Temos, de fato, uma dívida histórica a ser reparada.

De outro lado, os pequenos e médio agricultores da região, ali se estabeleceram dentro das normas editadas pelo Estado brasileiro. Imaginam que contam com a proteção do próprio Estado, até porque dão finalidade social às suas propriedades.

Segundo a metodologia científica expressa na interpretação dos fatos históricos do 18 de Brumário, os modos de produção em conflito podem se sobrepor ou ajustar-se, na sua essência, para um novo modo de produção.

E a mediação, neste caso, busca justamente, esta síntese, que se pretende virtuosa e que contemple adequada e realisticamente, todos interesses envolvidos.

Um primeiro passo é a compreensão da verdadeira tragédia que permeia a história dos indígenas no Brasil e, depois, compreender o já secular modo de vida que os caracteriza como comunidades tradicionais.

É preciso compreender, também, a realidade que hoje experimentamos com a legitimidade das ocupações das terras reivindicadas pelos indígenas, principalmente porque, em boa medida, são regularmente exploradas e não compõem grandes latifúndios improdutivos.

A partir dessa compreensão é possível iniciar um amplo diálogo com todos os envolvidos e que deve contar com o suporte das mais diversas entidades, públicas e privadas, que possam, ao seu tempo e modo, contribuir na construção de uma solução adequada e que possa atender, ainda que minimamente, os interesses de todos os envolvidos.

O Estado, por outro lado, não pode se furtar a contribuir para a solução do conflito.

Espera-se dele o protagonismo necessário, inclusive na condução dos debates e, sobretudo, que vele pela contenção de ânimos e não permita que posições ideológicas sejam o centro e a causa de questão tão complexa.

A despeito da complexidade, soluções existem. É preciso compreensão, paciência, estudo e muito diálogo.

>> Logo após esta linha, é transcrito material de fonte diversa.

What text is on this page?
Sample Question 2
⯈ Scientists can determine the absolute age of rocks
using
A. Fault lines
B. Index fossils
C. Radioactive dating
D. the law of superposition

Neste processo de ampla discussão, é preciso atender, de forma prioritária, as necessidades da comunidade indígena, assegurando-lhes infraestrutura mínima que lhes permita viver de forma digna.
A nossa história não precisa contemplar novas tragédias com a superação de modos de produção, ou reproduzir a lógica de explorados e exploradores. A síntese se conforma com a convivência harmoniosa e sem preconceitos entre modelos distintos: basta compreensão, respeito, compromisso com o diálogo e com a dignidade.